Desde então, uma jovem da região também desapareceu, e uma aposentada foi encontrada morta com as mãos decepadas.

Moradores locais e empresas de segurança privada alertaram que a morte de Lorna estava ligada a uma rede ligada a "assassinatos para bruxaria".

Por trás disso estaria a muti, uma medicina tradicional feita com plantas e animais, amplamente utilizada em toda a África. Mas alguns curandeiros radicais, conhecidos como sangomas e inyangas, afirmam que o uso de partes do corpo humano torna as misturas mais eficazes. KwaZulu-Natal é conhecida como uma área de grande prática de muti. Alguns moradores chegam a afirmar que a crença no seu poder, combinada com o medo, coloca a prática acima da lei.

Praticantes de medicina radical chegam a afirmar que as poções mais eficazes contêm partes de crianças, vítimas brancas ou pessoas com albinismo – e podem trazer boa sorte e riqueza.
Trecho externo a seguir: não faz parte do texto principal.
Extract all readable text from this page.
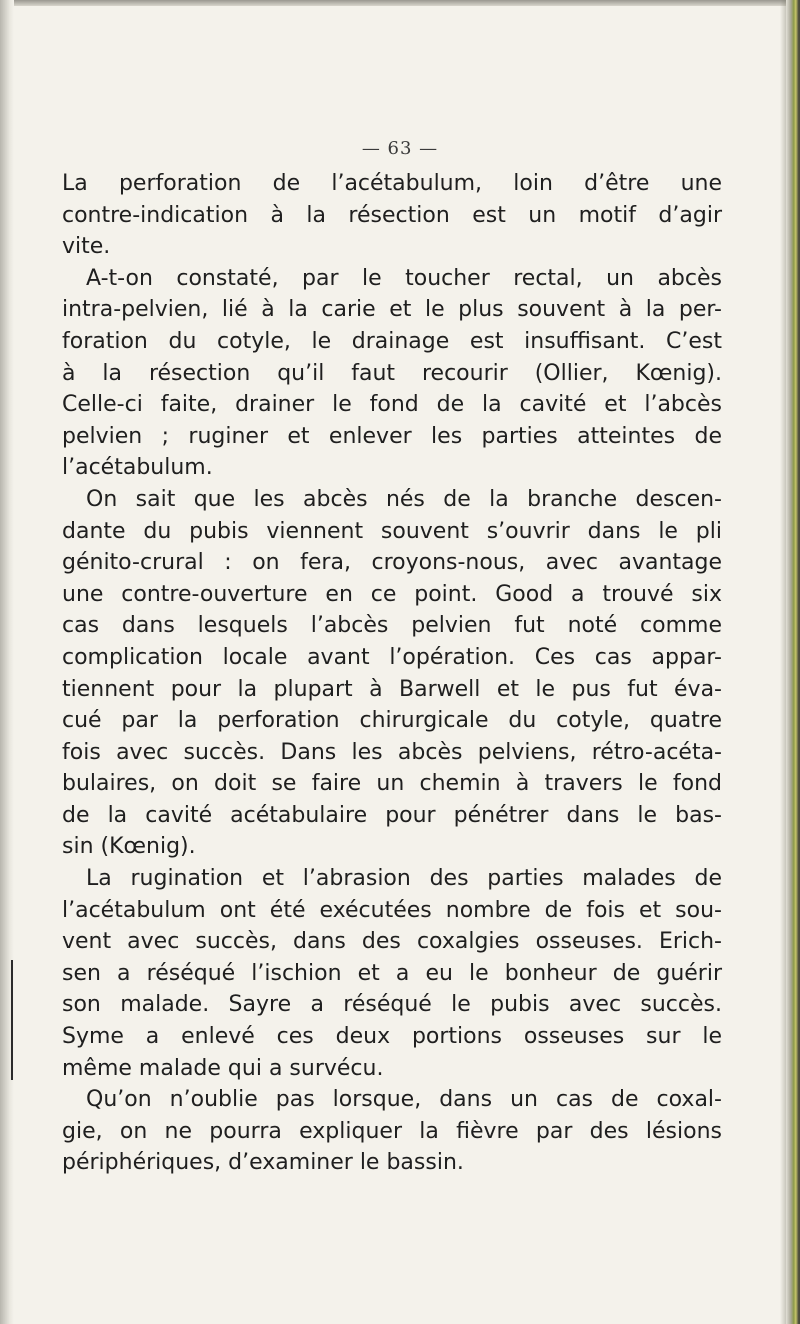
— 63 —
La perforation de l’acétabulum, loin d’être une
contre-indication à la résection est un motif d’agir
vite.
A-t-on constaté, par le toucher rectal, un abcès
intra-pelvien, lié à la carie et le plus souvent à la per-
foration du cotyle, le drainage est insuffisant. C’est
à la résection qu’il faut recourir (Ollier, Kœnig).
Celle-ci faite, drainer le fond de la cavité et l’abcès
pelvien ; ruginer et enlever les parties atteintes de
l’acétabulum.
On sait que les abcès nés de la branche descen-
dante du pubis viennent souvent s’ouvrir dans le pli
génito-crural : on fera, croyons-nous, avec avantage
une contre-ouverture en ce point. Good a trouvé six
cas dans lesquels l’abcès pelvien fut noté comme
complication locale avant l’opération. Ces cas appar-
tiennent pour la plupart à Barwell et le pus fut éva-
cué par la perforation chirurgicale du cotyle, quatre
fois avec succès. Dans les abcès pelviens, rétro-acéta-
bulaires, on doit se faire un chemin à travers le fond
de la cavité acétabulaire pour pénétrer dans le bas-
sin (Kœnig).
La rugination et l’abrasion des parties malades de
l’acétabulum ont été exécutées nombre de fois et sou-
vent avec succès, dans des coxalgies osseuses. Erich-
sen a réséqué l’ischion et a eu le bonheur de guérir
son malade. Sayre a réséqué le pubis avec succès.
Syme a enlevé ces deux portions osseuses sur le
même malade qui a survécu.
Qu’on n’oublie pas lorsque, dans un cas de coxal-
gie, on ne pourra expliquer la fièvre par des lésions
périphériques, d’examiner le bassin.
De acordo com relatos locais, os praticantes dependem de uma rede obscura de olheiros que trabalham para obter esses órgãos.

O vereador Sthembiso Dlamini afirmou que, em seus cinco anos no cargo, pelo menos 10 homens, mulheres e crianças foram dados como desaparecidos em situações semelhantes. Três deles desapareceram nos últimos seis meses – e tudo o que foi recuperado foram órgãos ou partes do corpo faltando.

"Está acontecendo com muita frequência, agora cada vez mais. Todos na comunidade estão com muito medo", declarou ele ao jornal "The Times".

Ele também afirmou que nenhum suspeito foi preso em nenhum dos casos.